Tuto me leva para conhecer o rio em locais diferenciados, onde afunda, onde arrasa, aquele perfume daquelas flores brancas que pendem sobre as águas. Me leva em picadas para conhecer a agro floresta, a quantas anda a construção do restaurante comunitário, a casa de farinha, e tudo o mais que é de bem comum. Me aponta os núcleos das 110 famílias que vivem por lá, ainda separados em clãs, conhecidos pelos nomes de suas matriarcas: pedaço da Dona Adelaide, da D. Benedita, da D. Maria das Dores e assim por diante, porque segundo ele, são as mulheres mesmo que articulam tudo e todos, sendo os homens executores do conhecimento feminino.
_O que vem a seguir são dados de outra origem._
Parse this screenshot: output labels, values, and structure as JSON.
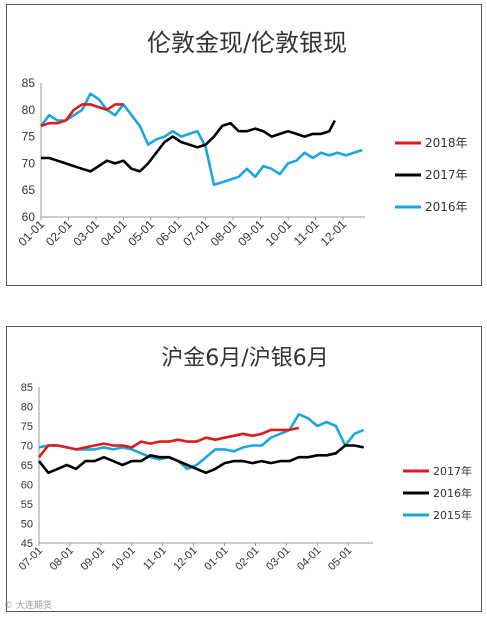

No fim dos dias as crianças tão deles queridas aparecem pulando as janelas, saindo de debaixo da cama, detrás da cortina e da porta, povoam nosso quarto inteiro curiosas, querem brincar com Morena – que no final, é branca, branca. Esta aprende atrapalhada que a lanterna impede sua visão no escuro, se desfaz dela para correr no campinho atrás dos vaga-lumes com todos os pequenos. Se familiariza com os insetos que habitam nosso quarto e todo o espaço sideral, já não acha que os pequenos animais olham em perseguição para sua pessoa. Larga o biquíni, o vestido, a bolsinha e corre de calcinha por aí. Tenho visões de relance dela, criança feliz, e as senhoras me tranqüilizam quando não a vejo e fico aflita, dizendo que sempre tem alguém cuidando dela. De fato, já almoçou com Constância e não vai ao rio sem adulto. Passa gritando que vai catar jambo, dar comida para os patos, arrancar mandioca da terra, catar caranguejo no mangue e numa destas me avisa cuidadosa: “mãe, se um camaleão te morder, tome água na frente dele, senão você fica doente e eu não quero”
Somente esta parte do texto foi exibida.